Bintang lantas mengangguk menyetujui. Berjalan ke arah lemari peralatan dan meraih pengki plastik yang gagangnya sudah tidak ada lagi.

"Jangan nyapu berat, lo gak akan kuat biar gue aja," ucap Bintang mengambil alih sapu yang berada di tangan kanan Mentari dan menukarnya dengan pengki.

Mentari seperti Milea yang tidak diperbolehkan rindu oleh Dilan. Hanya saja ini menyapu bukan merindu.

Lima belas menit berlalu dan kini Bintang telah selesai menyapu satu barisan dengan lumayan bersih. Mentari tersenyum lega dan berucap, "Makasih." Seraya menyerok sampah.

"Sama-sama, oh iya ini hari kedua loh," ucap Bintang.

Kringgg

Bel masuk berbunyi membuat Bintang segera ke kelasnya. Sebelumnya memberi sebuah senyuman khasnya terlebih dahulu.

Asal Bintang tahu, senyuman itu membuat Mentari meleleh. Bukan hanya Mentari, tapi juga para siswi yang berada di pinggir balkon.

"Udah girls. Besok Insyaallah gue kasih senyuman kayak tadi lagi, free," pamit Bintang kepada beberapa siswi yang terus saja memandanginya.

Senyuman Bintang ternyata tak berhenti, ia melanjutlannya di dalam kelas.
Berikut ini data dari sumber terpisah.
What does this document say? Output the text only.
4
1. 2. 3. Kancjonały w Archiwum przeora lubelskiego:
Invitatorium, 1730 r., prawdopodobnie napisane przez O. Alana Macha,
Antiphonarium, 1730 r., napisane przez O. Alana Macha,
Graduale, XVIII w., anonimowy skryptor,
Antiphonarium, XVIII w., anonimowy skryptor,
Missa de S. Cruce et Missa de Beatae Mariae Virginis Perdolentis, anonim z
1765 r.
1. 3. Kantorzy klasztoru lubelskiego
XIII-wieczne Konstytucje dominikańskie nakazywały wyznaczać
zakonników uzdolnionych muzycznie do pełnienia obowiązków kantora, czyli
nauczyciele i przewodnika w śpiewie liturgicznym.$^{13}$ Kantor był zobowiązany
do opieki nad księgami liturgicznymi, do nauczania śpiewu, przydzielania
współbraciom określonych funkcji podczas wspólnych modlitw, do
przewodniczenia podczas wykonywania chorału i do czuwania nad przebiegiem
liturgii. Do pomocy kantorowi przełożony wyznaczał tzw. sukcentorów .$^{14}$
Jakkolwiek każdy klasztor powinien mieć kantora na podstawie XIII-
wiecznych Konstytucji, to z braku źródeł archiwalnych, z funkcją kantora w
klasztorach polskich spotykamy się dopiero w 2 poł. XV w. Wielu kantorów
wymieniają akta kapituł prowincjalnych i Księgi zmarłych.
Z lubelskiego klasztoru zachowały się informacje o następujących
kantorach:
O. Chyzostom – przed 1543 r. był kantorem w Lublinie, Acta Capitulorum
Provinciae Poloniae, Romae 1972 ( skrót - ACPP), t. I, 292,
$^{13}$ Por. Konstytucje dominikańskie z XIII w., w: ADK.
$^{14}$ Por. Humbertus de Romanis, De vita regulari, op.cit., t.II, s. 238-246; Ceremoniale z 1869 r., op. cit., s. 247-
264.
Membuat heran Nathan yang sudah berfikiran bahwa Bintang sudah gila.

"Bintang, udah minum obat? Obatnya habis? Mau gue beliin?" tanya Nathan.

Bintang hanya menaikkan sebelah alisnya tidak mengerti yang ditanyakan Nathan.

"Assalamualaikum," salam Bu Endang selaku guru sejarah dengan logat Jawanya yang khas.

"Walaikumsalam warahmatullahi wabarakatuh," sahut seluruh penghuni kelas serempak.

Bu Endang siap menyampaikan materi yang padahal sudah diulang-ulang.

"Jadi sejarahnya sudah sering ibu sampaikan bahwa..." penjelasan Bu Endang terpotong oleh Bintang yang tiba-tiba mengacungkan jari telunjuknya.

"Saya mau bertanya, Bu," ucap Bintang sopan dan serius. "Kenapa ibu selalu membahas masa lalu? Masa lalu itu harusnya dilupakan, kita harus fokus ke masa depan!" lanjut Bintang sekenanya.

Sukses menciptakan kericuhan  secara tiba-tiba dalam kelas bernuansa hijau itu.

"KELUAR!" suruh Bu Endang yang tergolong sadis dan mudah bawa perasaan menganggap tadi bukanlah lelucon.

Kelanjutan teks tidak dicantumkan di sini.